Jim Peters 2
James Peters

Amy Jane Bedwell talks to James (Jim) Peters, Homosexual Law Reform forerunner and author of the only dedicated personal history of the HLR Era, Fire and Brimstone.

Gay Task Force member James Peters was one of the pioneering faces of queer rights in New Zealand. Alongside other forerunners like Bruce Kilmister, Bill Logan, and Fran Wilde, James lobbied tirelessly for the Homosexual Law Reform Bill in the mid-eighties.

Fire and Brimstone is a personal history of this fight from the eyes of one of it’s most significant proponents. Exploring diaries, images, notes and manuscripts from the time as well as a wealth of first hand experience, Peters delves deep into a brief moment in time in which the future of queer politics and society changed forever.


“Often over the decades I have been asked by young folk what was it like to have lived through those times, through that long campaign” says Peters on why he chose to write Fire and Brimstone. “I started researching information and discovered apart from a few pages of articles which dealt largely with the last weeks of the campaign there was little I could refer these young people to.”

It was this lack of recorded history and therefore lack of knowledge accessible to younger generations which opened the door to his literary journey.  James went on to say that “when relaying verbally certain events they generally were shocked and surprised at the force the opponents of the bill attempted to stop its success.”

James also made sure that his book was one of celebration. “I also wanted genuinely to mention many of the unsung heroes who volunteered to assist in the progress of the bill, both straight and gay factions. Important too, I wanted a document that illustrated what a sterling person Fran Wilde was in taking on a major challenge for gay rights. Without her courage I doubt if the bill would have succeeded.

It goes without saying my fellow members of the Auckland Task Force deserve recognition too.
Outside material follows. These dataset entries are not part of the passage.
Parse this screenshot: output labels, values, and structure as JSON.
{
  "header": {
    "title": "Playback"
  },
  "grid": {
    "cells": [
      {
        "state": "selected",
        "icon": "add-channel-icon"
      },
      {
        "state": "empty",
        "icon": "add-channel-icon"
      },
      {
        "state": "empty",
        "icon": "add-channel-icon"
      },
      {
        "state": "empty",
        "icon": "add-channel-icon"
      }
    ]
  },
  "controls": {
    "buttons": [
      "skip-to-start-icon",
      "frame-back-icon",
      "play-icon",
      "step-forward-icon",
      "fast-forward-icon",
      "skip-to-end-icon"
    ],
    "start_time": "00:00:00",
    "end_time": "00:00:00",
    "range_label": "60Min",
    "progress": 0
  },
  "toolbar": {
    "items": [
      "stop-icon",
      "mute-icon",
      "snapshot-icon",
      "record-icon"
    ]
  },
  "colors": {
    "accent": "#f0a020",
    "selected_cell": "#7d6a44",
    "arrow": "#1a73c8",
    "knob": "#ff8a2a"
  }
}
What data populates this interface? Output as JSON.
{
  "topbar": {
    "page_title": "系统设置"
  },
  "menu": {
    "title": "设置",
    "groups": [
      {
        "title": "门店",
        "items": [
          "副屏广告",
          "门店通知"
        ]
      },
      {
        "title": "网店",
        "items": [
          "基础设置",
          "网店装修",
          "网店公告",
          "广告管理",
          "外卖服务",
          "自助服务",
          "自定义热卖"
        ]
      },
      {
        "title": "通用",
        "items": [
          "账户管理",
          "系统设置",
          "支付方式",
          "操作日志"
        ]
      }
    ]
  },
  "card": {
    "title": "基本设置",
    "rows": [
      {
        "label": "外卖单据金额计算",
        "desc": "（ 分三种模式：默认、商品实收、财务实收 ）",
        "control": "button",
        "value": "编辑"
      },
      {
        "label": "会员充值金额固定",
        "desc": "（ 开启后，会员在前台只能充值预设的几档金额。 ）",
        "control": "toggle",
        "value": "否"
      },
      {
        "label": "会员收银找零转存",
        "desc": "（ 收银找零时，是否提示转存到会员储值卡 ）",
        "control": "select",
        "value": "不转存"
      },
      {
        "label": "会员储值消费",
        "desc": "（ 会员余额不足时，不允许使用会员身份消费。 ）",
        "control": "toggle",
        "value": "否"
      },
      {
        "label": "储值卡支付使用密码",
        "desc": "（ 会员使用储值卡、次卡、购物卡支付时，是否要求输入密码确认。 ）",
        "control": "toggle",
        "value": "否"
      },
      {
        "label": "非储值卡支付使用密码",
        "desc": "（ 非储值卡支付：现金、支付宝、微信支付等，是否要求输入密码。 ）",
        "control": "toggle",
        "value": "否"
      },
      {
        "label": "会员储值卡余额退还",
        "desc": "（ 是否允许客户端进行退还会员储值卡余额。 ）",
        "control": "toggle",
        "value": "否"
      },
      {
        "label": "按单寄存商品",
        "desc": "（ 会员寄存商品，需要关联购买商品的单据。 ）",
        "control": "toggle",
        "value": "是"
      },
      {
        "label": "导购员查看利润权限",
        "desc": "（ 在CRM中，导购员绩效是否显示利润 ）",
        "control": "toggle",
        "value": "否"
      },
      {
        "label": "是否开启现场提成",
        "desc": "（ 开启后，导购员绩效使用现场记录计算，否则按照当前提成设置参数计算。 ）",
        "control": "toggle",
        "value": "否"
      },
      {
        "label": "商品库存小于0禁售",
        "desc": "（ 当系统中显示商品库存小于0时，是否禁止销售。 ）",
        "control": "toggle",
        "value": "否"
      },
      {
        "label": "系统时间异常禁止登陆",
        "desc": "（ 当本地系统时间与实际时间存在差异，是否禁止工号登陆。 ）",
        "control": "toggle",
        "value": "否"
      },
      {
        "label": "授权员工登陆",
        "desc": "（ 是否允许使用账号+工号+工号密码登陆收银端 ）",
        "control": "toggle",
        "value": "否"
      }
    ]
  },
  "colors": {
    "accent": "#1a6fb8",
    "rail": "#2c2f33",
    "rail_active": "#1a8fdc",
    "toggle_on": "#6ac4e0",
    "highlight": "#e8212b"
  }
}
We are all marching to the front of the line in terms of age now and had I not attempted this journal it may come to pass it would be too late to understand the wider ramifications of how important an achievement it was. Important too I considered to record the many people who deserve a historical reference.”

Peters says that his personal history during this time was something that had been largely stowed away until an inquisitive mind opened dialogue concerning it. It comes at the perfect time as New Zealand unites to celebrate the thirty-year anniversary of the Homosexual Law Reform.

“I had kept the diaries and notes in tattered form for some thirty years in a discarded box” says Peters, “It was a young man, our surrogate son Ben actually, who one evening some time ago asked me why I did not collate these scraps, diary notes into a journal. It got me thinking.”

In a publication focused significantly on personal history, Peters says that putting everything down on paper acted both as a way of expression and a means of educating the younger generations who can not entirely comprehend the realities of the time.

“As I [wrote] there were days I had to stop writing and punctuate the process with a good walk or meet up with friends for a laugh to keep my spirits up. Towards the last chapter or two I recall writing and being quite exhilarated by the momentum that the campaign was taking and delighted at recalling many names and faces that had become obscured over the decades. When the last word was written I felt a quiet sense of calm.”

He says that the book is not intended to be an academic read, but it does cover a lot of what happened at a ground level from the memory of someone who experienced it all. He says that he hopes for a follow up by Fran Wilde to fill in the gaps in his own written history.

“It’s an up-front personal perspective” he says. Needless to say readers may be confronted with the harshness of the reality of pre-HLR days, but Peters says that knowing about this time is important to the future of the GLBT community.

“There are gay men and women out there doing their best but it is not easy to get publishing houses to take a financial gamble on distributing a book directed in the main towards the GLBT community.”

Fire and Brimstone will be available to the public following the thirty-year anniversary of the Homosexual Law Reform on 9 July 2016 at all good booksellers.